Gloomy days followed along the path of Drury Villard during the week succeeding his last interview with Updyke. The invalid upstairs was in bed, devoid of memory. She laughed, talked, sat up in bed, or in a perambulating chair was taken out among the flowers and trees each day. She recognized no one by name, not even her father, whose health was giving away under the strain. Her talk was of flowers and birds by day—and the stars by night.
"I'm going to be with them soon," said she, gaily—referring to the stars. "My mother is up there."
"And where is your father?" asked Villard, trying to aid her memory.
"I don't know—I'm expecting him any time," she answered eagerly, and Mr. Barbour, standing near and in plain sight, turned about sadly and walked away. His child no longer knew him.
Upon this situation, he brooded in silence. He felt himself an interloper upon the hospitality of a man he did not know. But Villard, farseeing and well disposed, invited him to stay on and gave him courage to do so.
"My home is your home," said he. "Some day she will come into complete recollection—and then, if my hopes are fulfilled, we shall become man and wife."
"God speed the day!" exclaimed Alexander Barbour fervently. "Everything is being done for her. You have placed us under great obligations."

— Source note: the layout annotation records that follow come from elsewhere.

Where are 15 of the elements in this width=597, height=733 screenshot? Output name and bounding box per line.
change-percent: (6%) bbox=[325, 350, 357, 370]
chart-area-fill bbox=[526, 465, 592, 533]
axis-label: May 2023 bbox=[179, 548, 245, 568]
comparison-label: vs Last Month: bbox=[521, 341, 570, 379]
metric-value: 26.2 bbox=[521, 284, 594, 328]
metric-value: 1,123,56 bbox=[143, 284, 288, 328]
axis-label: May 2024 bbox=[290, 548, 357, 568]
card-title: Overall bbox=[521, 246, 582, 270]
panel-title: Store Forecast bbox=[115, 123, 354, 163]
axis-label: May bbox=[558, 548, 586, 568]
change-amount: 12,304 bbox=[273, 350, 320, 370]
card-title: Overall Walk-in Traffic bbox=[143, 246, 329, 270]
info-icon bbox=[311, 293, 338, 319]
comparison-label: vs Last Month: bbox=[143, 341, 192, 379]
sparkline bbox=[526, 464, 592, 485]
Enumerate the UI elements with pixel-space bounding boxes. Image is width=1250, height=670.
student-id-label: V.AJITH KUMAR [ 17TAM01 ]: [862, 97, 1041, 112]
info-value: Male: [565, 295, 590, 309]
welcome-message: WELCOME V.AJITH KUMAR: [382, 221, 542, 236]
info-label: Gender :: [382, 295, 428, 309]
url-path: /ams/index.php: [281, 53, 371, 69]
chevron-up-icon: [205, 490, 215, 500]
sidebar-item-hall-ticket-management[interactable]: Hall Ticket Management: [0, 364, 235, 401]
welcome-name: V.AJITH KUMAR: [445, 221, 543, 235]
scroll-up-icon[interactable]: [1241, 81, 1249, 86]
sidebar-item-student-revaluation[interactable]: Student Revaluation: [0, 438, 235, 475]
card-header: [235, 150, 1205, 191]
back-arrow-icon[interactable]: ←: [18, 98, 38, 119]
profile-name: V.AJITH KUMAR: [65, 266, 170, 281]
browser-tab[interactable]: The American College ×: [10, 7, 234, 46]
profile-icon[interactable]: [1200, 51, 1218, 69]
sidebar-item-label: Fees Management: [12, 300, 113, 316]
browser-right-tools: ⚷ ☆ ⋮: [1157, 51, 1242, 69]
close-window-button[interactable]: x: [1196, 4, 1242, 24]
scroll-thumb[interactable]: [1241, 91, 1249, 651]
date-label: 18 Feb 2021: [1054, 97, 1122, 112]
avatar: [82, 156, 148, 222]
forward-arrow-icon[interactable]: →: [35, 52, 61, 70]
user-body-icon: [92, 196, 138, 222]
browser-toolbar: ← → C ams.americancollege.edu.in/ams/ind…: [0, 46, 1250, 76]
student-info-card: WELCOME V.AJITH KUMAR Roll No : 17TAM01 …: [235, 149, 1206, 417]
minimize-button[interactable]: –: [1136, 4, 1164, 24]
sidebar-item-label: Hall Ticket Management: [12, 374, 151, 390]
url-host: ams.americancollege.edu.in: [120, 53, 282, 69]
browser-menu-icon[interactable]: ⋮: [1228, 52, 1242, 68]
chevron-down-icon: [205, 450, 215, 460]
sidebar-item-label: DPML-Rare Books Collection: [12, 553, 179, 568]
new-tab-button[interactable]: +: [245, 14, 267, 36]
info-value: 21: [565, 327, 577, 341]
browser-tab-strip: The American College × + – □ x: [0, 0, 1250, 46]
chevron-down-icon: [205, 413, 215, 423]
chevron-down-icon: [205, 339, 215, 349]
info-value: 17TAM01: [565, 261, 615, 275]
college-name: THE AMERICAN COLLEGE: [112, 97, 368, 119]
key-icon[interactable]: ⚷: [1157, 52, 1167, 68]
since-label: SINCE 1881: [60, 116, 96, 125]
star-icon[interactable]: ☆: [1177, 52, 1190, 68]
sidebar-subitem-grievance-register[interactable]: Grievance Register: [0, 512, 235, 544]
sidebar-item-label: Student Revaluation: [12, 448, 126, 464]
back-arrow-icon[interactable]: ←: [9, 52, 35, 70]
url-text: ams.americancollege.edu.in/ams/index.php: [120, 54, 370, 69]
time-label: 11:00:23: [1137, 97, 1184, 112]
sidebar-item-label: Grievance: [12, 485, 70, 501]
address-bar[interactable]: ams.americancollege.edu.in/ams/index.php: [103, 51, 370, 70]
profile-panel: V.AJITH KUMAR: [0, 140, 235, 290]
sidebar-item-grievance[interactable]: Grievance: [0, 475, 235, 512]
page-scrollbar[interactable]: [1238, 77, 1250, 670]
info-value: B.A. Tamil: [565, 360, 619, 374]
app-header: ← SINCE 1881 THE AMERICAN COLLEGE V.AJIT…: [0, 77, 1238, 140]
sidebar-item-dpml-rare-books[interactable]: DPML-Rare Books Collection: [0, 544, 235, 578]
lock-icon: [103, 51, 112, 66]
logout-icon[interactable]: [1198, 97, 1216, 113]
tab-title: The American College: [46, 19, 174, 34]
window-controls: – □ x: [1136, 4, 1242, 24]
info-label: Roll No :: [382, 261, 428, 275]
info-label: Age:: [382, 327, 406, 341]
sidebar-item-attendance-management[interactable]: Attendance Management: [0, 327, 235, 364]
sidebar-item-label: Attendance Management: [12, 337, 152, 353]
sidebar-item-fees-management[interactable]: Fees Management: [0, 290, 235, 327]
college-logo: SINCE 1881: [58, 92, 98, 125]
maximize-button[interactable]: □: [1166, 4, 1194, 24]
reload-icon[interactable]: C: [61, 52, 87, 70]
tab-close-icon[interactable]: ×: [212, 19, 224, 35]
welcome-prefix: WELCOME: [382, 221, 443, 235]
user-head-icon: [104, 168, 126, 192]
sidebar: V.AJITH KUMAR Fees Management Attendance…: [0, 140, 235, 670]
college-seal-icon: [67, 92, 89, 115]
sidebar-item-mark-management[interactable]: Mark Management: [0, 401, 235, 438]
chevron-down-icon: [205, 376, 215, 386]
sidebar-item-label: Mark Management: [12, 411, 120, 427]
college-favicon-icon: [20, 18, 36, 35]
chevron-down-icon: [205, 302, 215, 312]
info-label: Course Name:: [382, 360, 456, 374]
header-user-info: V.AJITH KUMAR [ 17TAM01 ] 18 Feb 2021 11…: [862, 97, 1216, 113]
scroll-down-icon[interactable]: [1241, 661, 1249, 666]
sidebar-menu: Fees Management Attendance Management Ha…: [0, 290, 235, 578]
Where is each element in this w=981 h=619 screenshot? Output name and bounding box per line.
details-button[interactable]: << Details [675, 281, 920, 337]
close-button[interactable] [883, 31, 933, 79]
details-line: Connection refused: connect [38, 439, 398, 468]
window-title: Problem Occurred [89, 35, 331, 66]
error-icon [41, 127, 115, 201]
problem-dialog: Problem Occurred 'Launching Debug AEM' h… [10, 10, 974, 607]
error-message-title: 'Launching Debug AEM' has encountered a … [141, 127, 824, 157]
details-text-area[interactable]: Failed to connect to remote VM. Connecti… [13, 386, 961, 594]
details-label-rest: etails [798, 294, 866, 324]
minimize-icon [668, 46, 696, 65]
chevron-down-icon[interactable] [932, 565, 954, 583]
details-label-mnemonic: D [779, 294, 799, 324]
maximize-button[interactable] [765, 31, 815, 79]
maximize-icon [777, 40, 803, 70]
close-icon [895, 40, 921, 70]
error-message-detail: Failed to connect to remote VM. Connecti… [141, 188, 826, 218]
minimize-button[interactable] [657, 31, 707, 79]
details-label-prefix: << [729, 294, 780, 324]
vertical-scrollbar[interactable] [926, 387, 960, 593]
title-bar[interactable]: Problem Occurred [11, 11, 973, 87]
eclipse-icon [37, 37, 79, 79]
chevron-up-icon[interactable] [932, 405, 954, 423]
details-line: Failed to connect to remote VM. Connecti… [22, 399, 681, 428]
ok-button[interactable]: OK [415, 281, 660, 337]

But Villard would not have it that way.
"The good fortune is all mine," said he, emphatically—"and I have reason to believe that she will become my wife, even if I am some years her senior. There are forces beyond the skies that are working out my salvation, and that of your daughter. I won't go into the matter further than to say that I am sure the fates are on our side. When all is settled, you, who are creeping on in age, may call my home your own. You may come and go at will—no one will oppose your coming or your going. You will be a unit unto yourself."